Thankfully, Mr Groff has done it again on stage in several more productions, and I’ve seen three of them. A few days after being awakened, JJ and I went to a concert version of Hair in Central Park. Happily, Mr Groff was a cast member; sadly, he wasn’t a cast member who took off his clothes. (It may be crass of me to bring that up, but I suspect it’s what a few of you were wondering!)
In New York last year, JJ and I watched him do a special reading of Gross Indecency: a play about the downfall of Oscar Wilde. He was Bosie: the main reason for the downfall, and brought some depth, eloquence and sympathy to a shallow, nasty individual. I’ll do a post on that production later, partly because the cast also included Sally Field and David Hyde Pierce.
In that same trip, JJ took me to see Hamilton, the runaway Broadway hit that’s just received a record 16 Tony nominations, including one for Mr Groff itself.
The Hamilton in question is Alexander Hamilton, the man on the US ten dollar bill, who made a great contribution to the new nation’s financial system before the Vice President killed him in a duel.
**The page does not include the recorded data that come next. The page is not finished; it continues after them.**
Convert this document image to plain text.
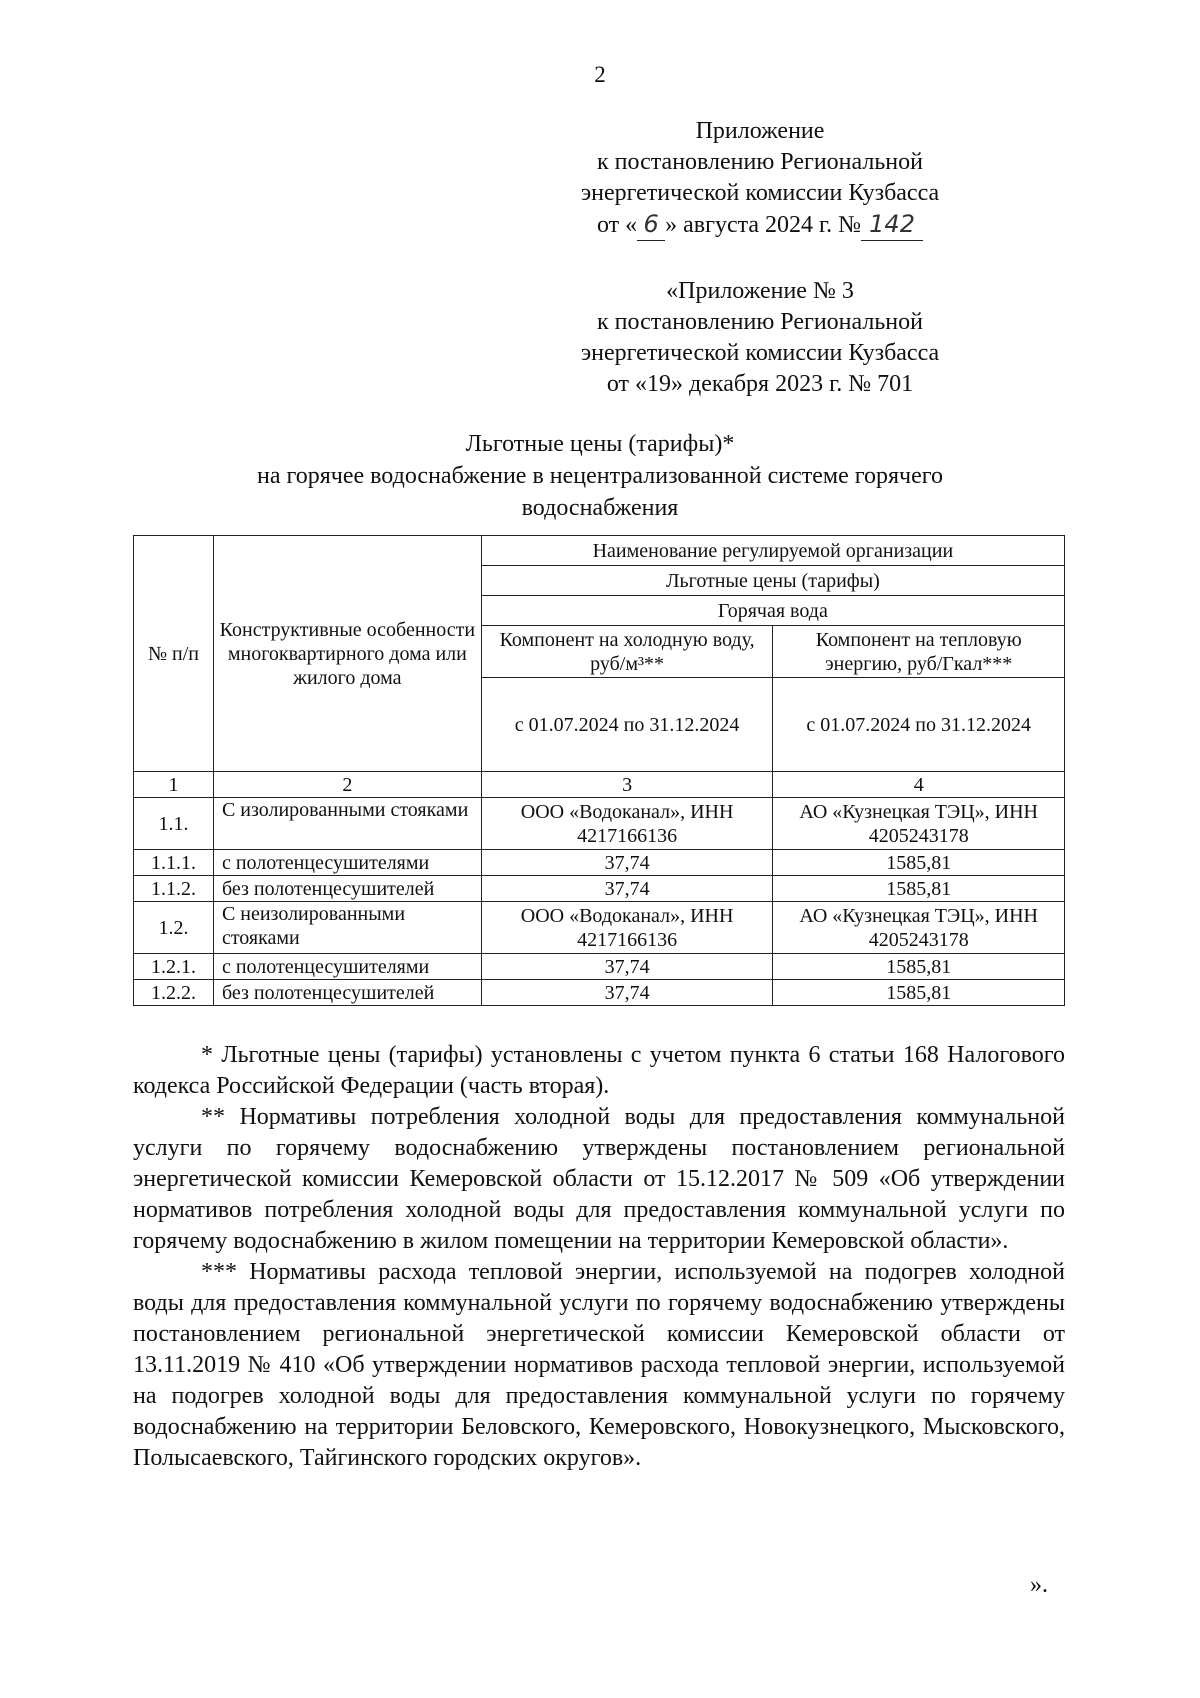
2
Приложение
к постановлению Региональной
энергетической комиссии Кузбасса
от « 6 » августа 2024 г. № 142
«Приложение № 3
к постановлению Региональной
энергетической комиссии Кузбасса
от «19» декабря 2023 г. № 701
Льготные цены (тарифы)*
на горячее водоснабжение в нецентрализованной системе горячего
водоснабжения
№ п/п	Конструктивные особенности многоквартирного дома или жилого дома	Наименование регулируемой организации	
		Льготные цены (тарифы)	
		Горячая вода	
		Компонент на холодную воду, руб/м³**	Компонент на тепловую энергию, руб/Гкал***
		с 01.07.2024 по 31.12.2024	с 01.07.2024 по 31.12.2024
1	2	3	4
1.1.	С изолированными стояками	ООО «Водоканал», ИНН 4217166136	АО «Кузнецкая ТЭЦ», ИНН 4205243178
1.1.1.	с полотенцесушителями	37,74	1585,81
1.1.2.	без полотенцесушителей	37,74	1585,81
1.2.	С неизолированными стояками	ООО «Водоканал», ИНН 4217166136	АО «Кузнецкая ТЭЦ», ИНН 4205243178
1.2.1.	с полотенцесушителями	37,74	1585,81
1.2.2.	без полотенцесушителей	37,74	1585,81

* Льготные цены (тарифы) установлены с учетом пункта 6 статьи 168 Налогового кодекса Российской Федерации (часть вторая).

** Нормативы потребления холодной воды для предоставления коммунальной услуги по горячему водоснабжению утверждены постановлением региональной энергетической комиссии Кемеровской области от 15.12.2017 № 509 «Об утверждении нормативов потребления холодной воды для предоставления коммунальной услуги по горячему водоснабжению в жилом помещении на территории Кемеровской области».

*** Нормативы расхода тепловой энергии, используемой на подогрев холодной воды для предоставления коммунальной услуги по горячему водоснабжению утверждены постановлением региональной энергетической комиссии Кемеровской области от 13.11.2019 № 410 «Об утверждении нормативов расхода тепловой энергии, используемой на подогрев холодной воды для предоставления коммунальной услуги по горячему водоснабжению на территории Беловского, Кемеровского, Новокузнецкого, Мысковского, Полысаевского, Тайгинского городских округов».

».
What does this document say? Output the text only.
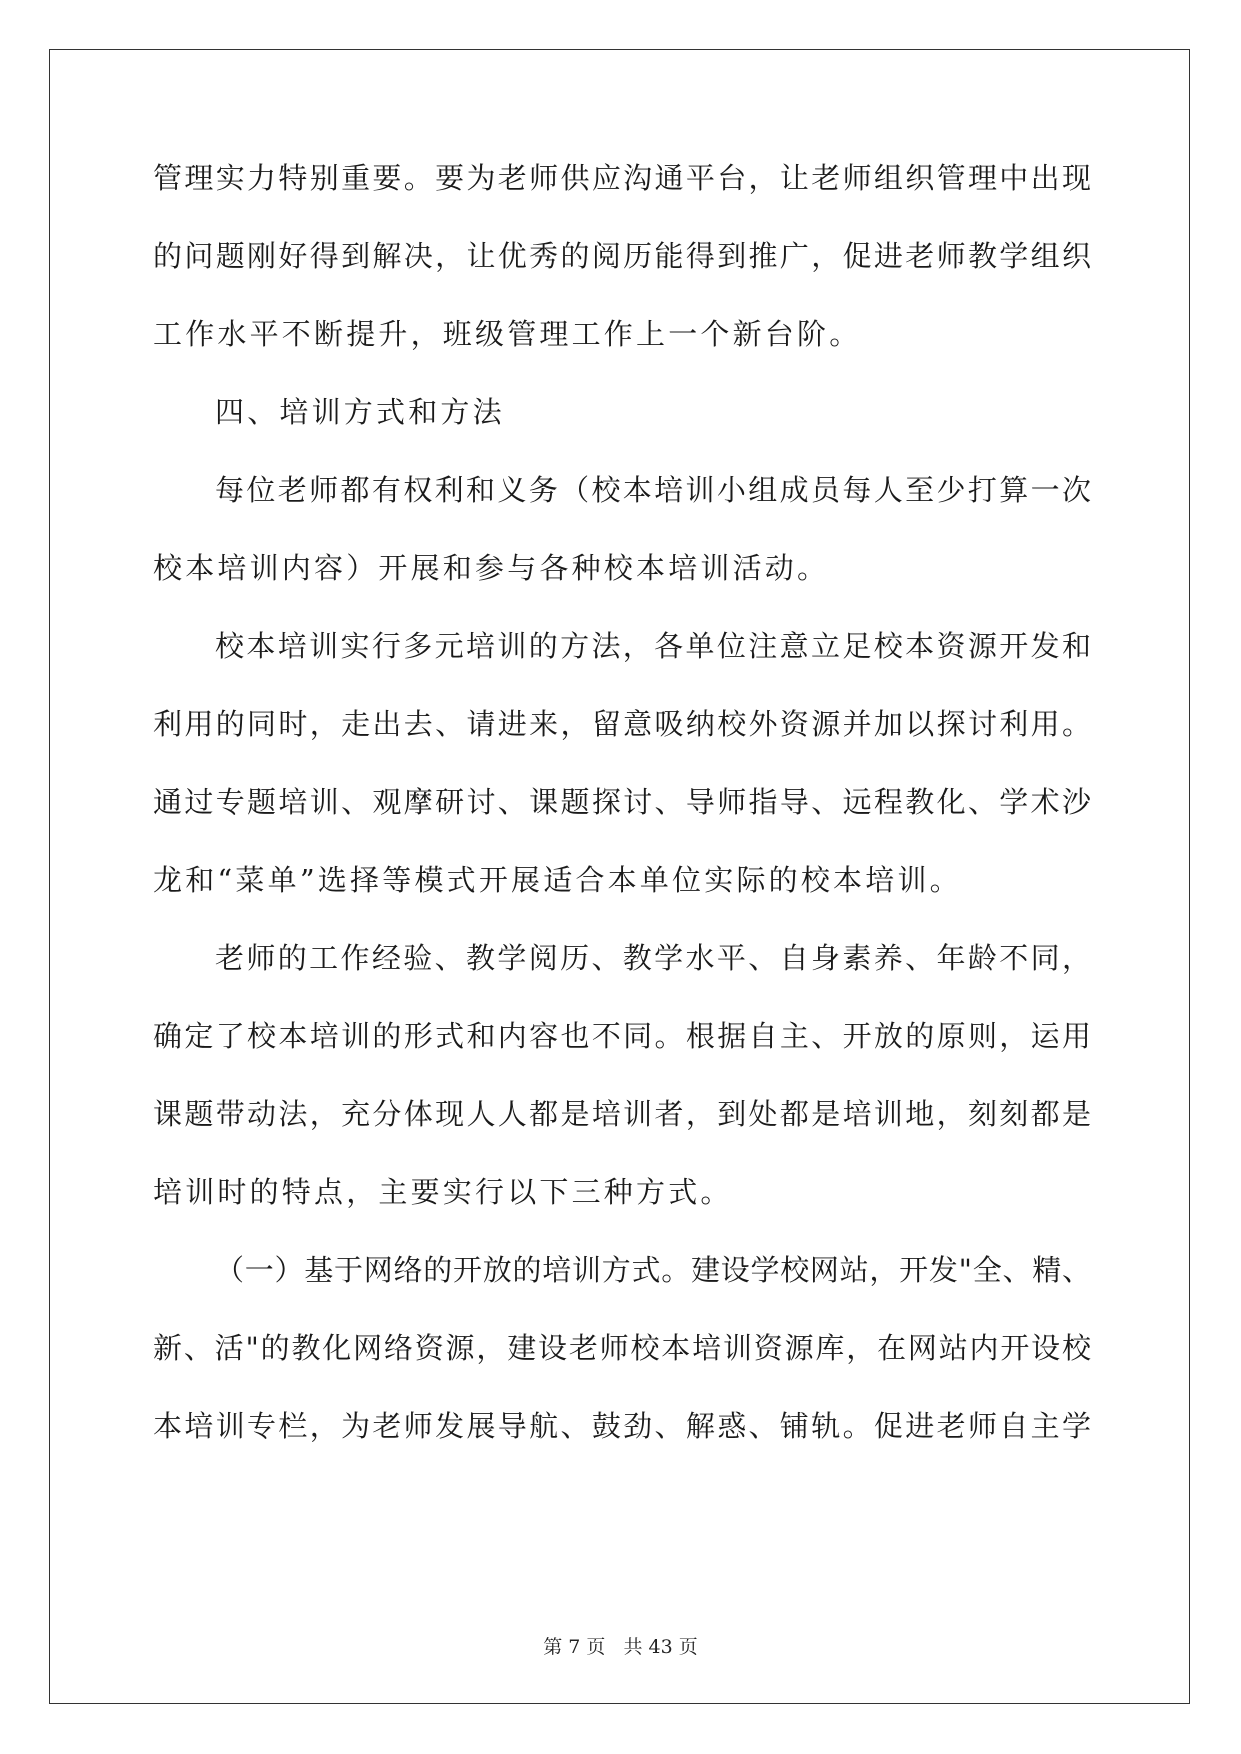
管理实力特别重要。要为老师供应沟通平台，让老师组织管理中出现
的问题刚好得到解决，让优秀的阅历能得到推广，促进老师教学组织
工作水平不断提升，班级管理工作上一个新台阶。
四、培训方式和方法
每位老师都有权利和义务（校本培训小组成员每人至少打算一次
校本培训内容）开展和参与各种校本培训活动。
校本培训实行多元培训的方法，各单位注意立足校本资源开发和
利用的同时，走出去、请进来，留意吸纳校外资源并加以探讨利用。
通过专题培训、观摩研讨、课题探讨、导师指导、远程教化、学术沙
龙和“菜单”选择等模式开展适合本单位实际的校本培训。
老师的工作经验、教学阅历、教学水平、自身素养、年龄不同，
确定了校本培训的形式和内容也不同。根据自主、开放的原则，运用
课题带动法，充分体现人人都是培训者，到处都是培训地，刻刻都是
培训时的特点，主要实行以下三种方式。
（一）基于网络的开放的培训方式。建设学校网站，开发"全、精、
新、活"的教化网络资源，建设老师校本培训资源库，在网站内开设校
本培训专栏，为老师发展导航、鼓劲、解惑、铺轨。促进老师自主学
第 7 页 共 43 页
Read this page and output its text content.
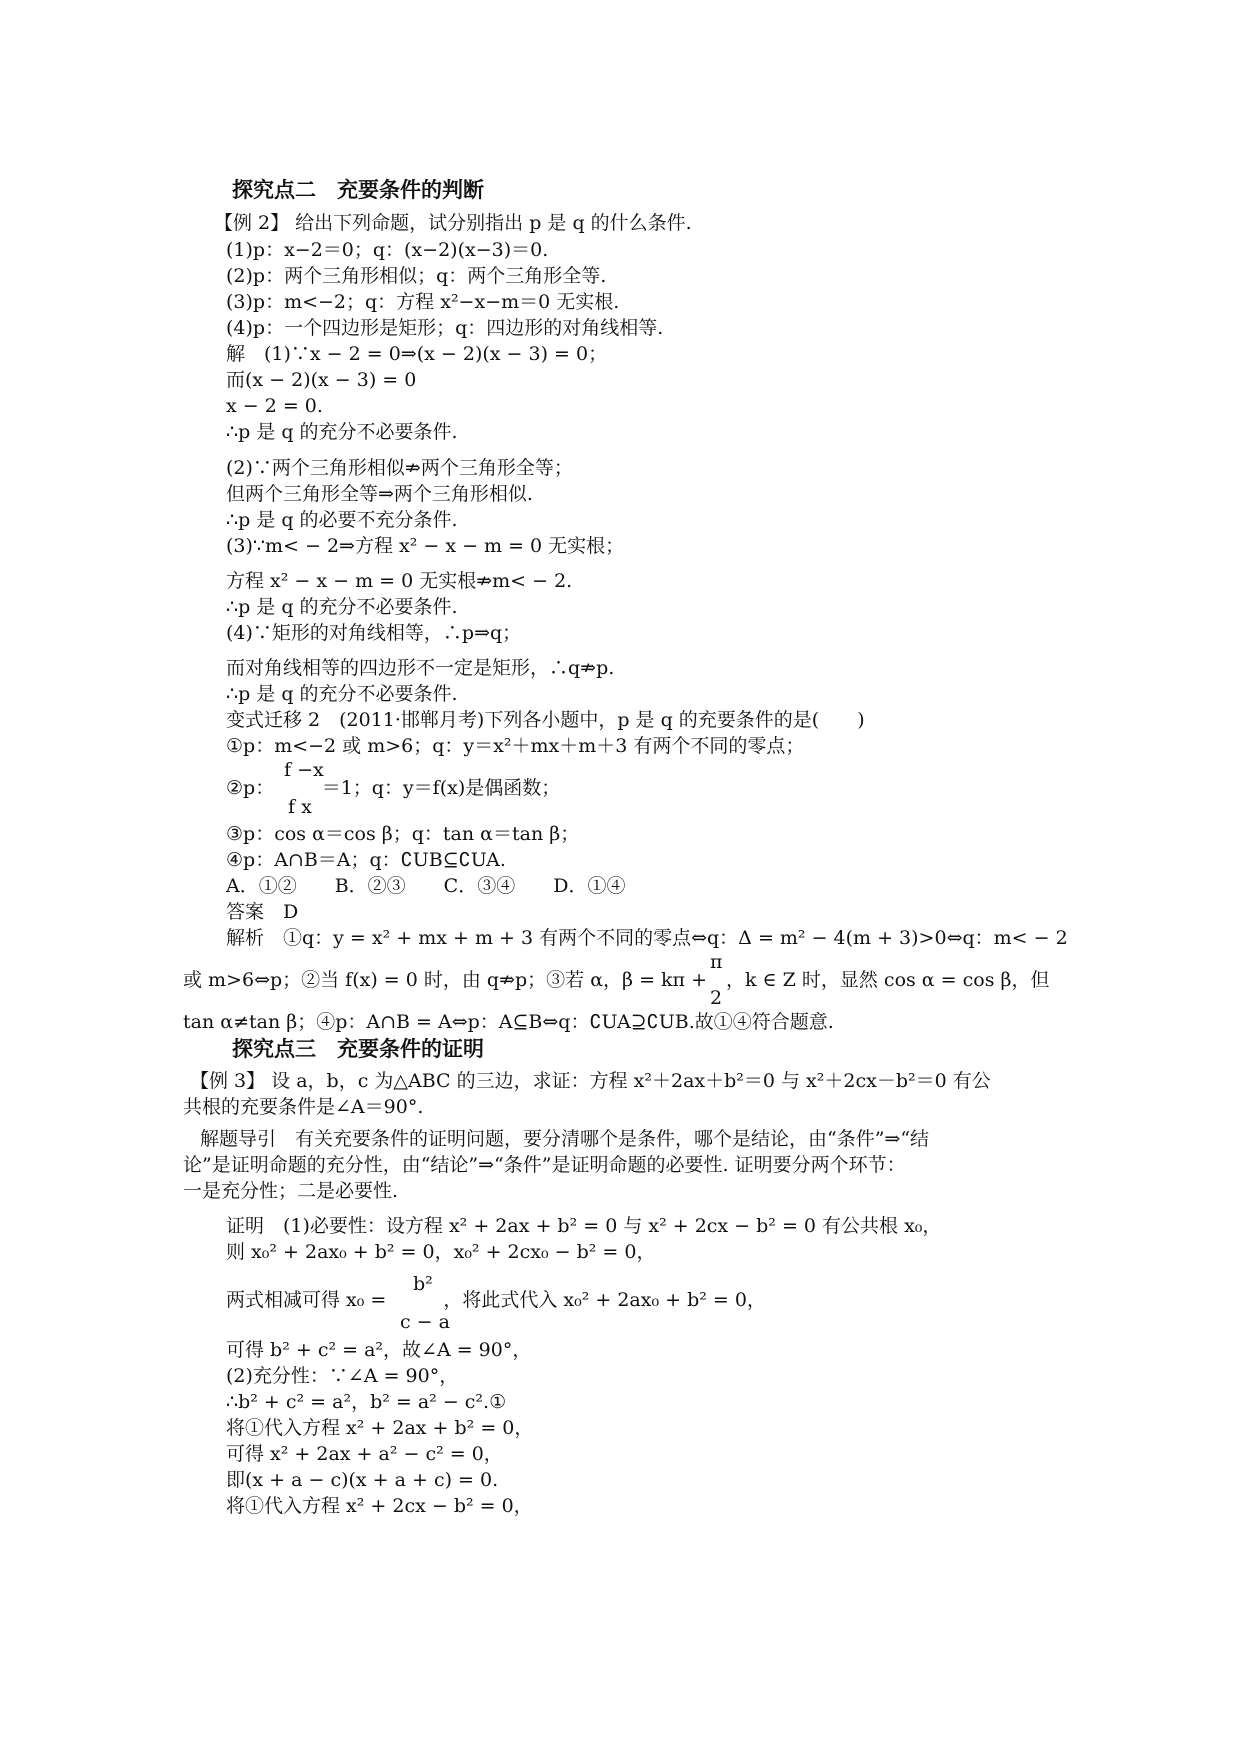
探究点二　充要条件的判断
【例 2】 给出下列命题，试分别指出 p 是 q 的什么条件.
(1)p：x−2＝0；q：(x−2)(x−3)＝0.
(2)p：两个三角形相似；q：两个三角形全等.
(3)p：m<−2；q：方程 x²−x−m＝0 无实根.
(4)p：一个四边形是矩形；q：四边形的对角线相等.
解　(1)∵x − 2 = 0⇒(x − 2)(x − 3) = 0；
而(x − 2)(x − 3) = 0
x − 2 = 0.
∴p 是 q 的充分不必要条件.
(2)∵两个三角形相似⇏两个三角形全等；
但两个三角形全等⇒两个三角形相似.
∴p 是 q 的必要不充分条件.
(3)∵m< − 2⇒方程 x² − x − m = 0 无实根；
方程 x² − x − m = 0 无实根⇏m< − 2.
∴p 是 q 的充分不必要条件.
(4)∵矩形的对角线相等，∴p⇒q；
而对角线相等的四边形不一定是矩形，∴q⇏p.
∴p 是 q 的充分不必要条件.
变式迁移 2　(2011·邯郸月考)下列各小题中，p 是 q 的充要条件的是(　　)
①p：m<−2 或 m>6；q：y＝x²＋mx＋m＋3 有两个不同的零点；
f −x
②p：　　　＝1；q：y＝f(x)是偶函数；
f x
③p：cos α＝cos β；q：tan α＝tan β；
④p：A∩B＝A；q：∁UB⊆∁UA.
A．①②　　B．②③　　C．③④　　D．①④
答案　D
解析　①q：y = x² + mx + m + 3 有两个不同的零点⇔q：Δ = m² − 4(m + 3)>0⇔q：m< − 2
π
或 m>6⇔p；②当 f(x) = 0 时，由 q⇏p；③若 α，β = kπ +　，k ∈ Z 时，显然 cos α = cos β，但
2
tan α≠tan β；④p：A∩B = A⇔p：A⊆B⇔q：∁UA⊇∁UB.故①④符合题意.
探究点三　充要条件的证明
【例 3】 设 a，b，c 为△ABC 的三边，求证：方程 x²＋2ax＋b²＝0 与 x²＋2cx－b²＝0 有公
共根的充要条件是∠A＝90°.
解题导引　有关充要条件的证明问题，要分清哪个是条件，哪个是结论，由“条件”⇒“结
论”是证明命题的充分性，由“结论”⇒“条件”是证明命题的必要性. 证明要分两个环节：
一是充分性；二是必要性.
证明　(1)必要性：设方程 x² + 2ax + b² = 0 与 x² + 2cx − b² = 0 有公共根 x₀，
则 x₀² + 2ax₀ + b² = 0，x₀² + 2cx₀ − b² = 0，
b²
两式相减可得 x₀ =　　　，将此式代入 x₀² + 2ax₀ + b² = 0，
c − a
可得 b² + c² = a²，故∠A = 90°，
(2)充分性：∵∠A = 90°，
∴b² + c² = a²，b² = a² − c².①
将①代入方程 x² + 2ax + b² = 0，
可得 x² + 2ax + a² − c² = 0，
即(x + a − c)(x + a + c) = 0.
将①代入方程 x² + 2cx − b² = 0，
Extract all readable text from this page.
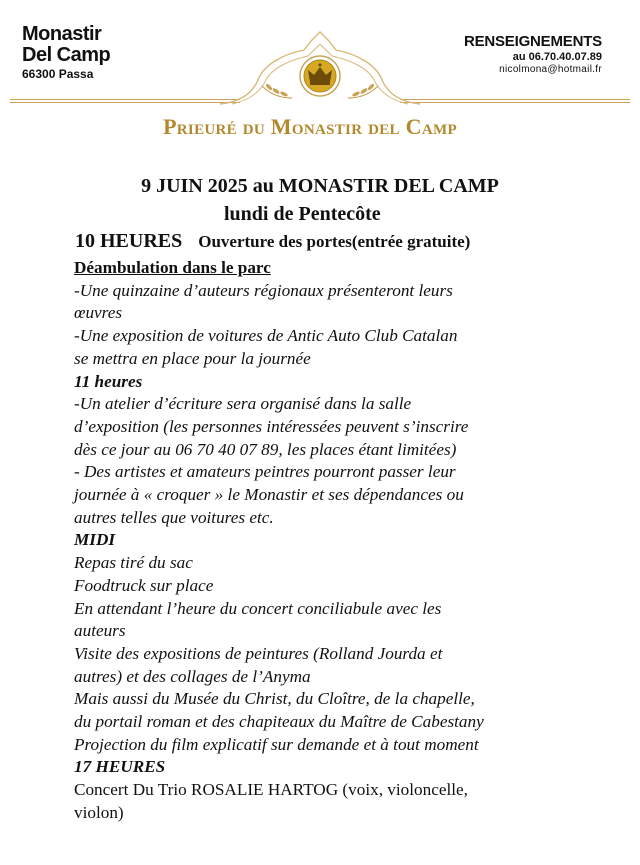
Monastir
Del Camp
66300 Passa
RENSEIGNEMENTS
au 06.70.40.07.89
nicolmona@hotmail.fr
Prieuré du Monastir del Camp
9 JUIN 2025 au MONASTIR DEL CAMP
lundi de Pentecôte
10 HEURES Ouverture des portes(entrée gratuite)
Déambulation dans le parc
-Une quinzaine d’auteurs régionaux présenteront leurs
œuvres
-Une exposition de voitures de Antic Auto Club Catalan
se mettra en place pour la journée
11 heures
-Un atelier d’écriture sera organisé dans la salle
d’exposition (les personnes intéressées peuvent s’inscrire
dès ce jour au 06 70 40 07 89, les places étant limitées)
- Des artistes et amateurs peintres pourront passer leur
journée à « croquer » le Monastir et ses dépendances ou
autres telles que voitures etc.
MIDI
Repas tiré du sac
Foodtruck sur place
En attendant l’heure du concert conciliabule avec les
auteurs
Visite des expositions de peintures (Rolland Jourda et
autres) et des collages de l’Anyma
Mais aussi du Musée du Christ, du Cloître, de la chapelle,
du portail roman et des chapiteaux du Maître de Cabestany
Projection du film explicatif sur demande et à tout moment
17 HEURES
Concert Du Trio ROSALIE HARTOG (voix, violoncelle,
violon)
It’s told mainly in hip-hop, by a predominantly non-white cast, even though many of them depict the (white) Founding Fathers and their families.
It was decided, however, to cast a white man as King George III and have him sing something distinctly not hip-hop. And even though he wasn’t in it much, Jonathan Groff received the loudest and most enthusiastic cheers for playing a pompous, vicious, out-of touch yet perceptive monarch. All in just one song with two reprises.
It was enough for Mr Groff to get another Tony nomination. This time, he faces competition from two of his fellow performers in Hamilton. I’m intrigued to see how the awards go on 12 June.
He’ll be back on TV soon, as an FBI agent in a new Netflix series, which he’ll do very well. Yet if you ever get the chance to see him on stage, you could think it over for a few days, but if you do, that’s perfectly fine, as long as you can find a way to turn back time and run as quickly as possible to the theatre’s box office and see for yourself the sexiest spit in the business.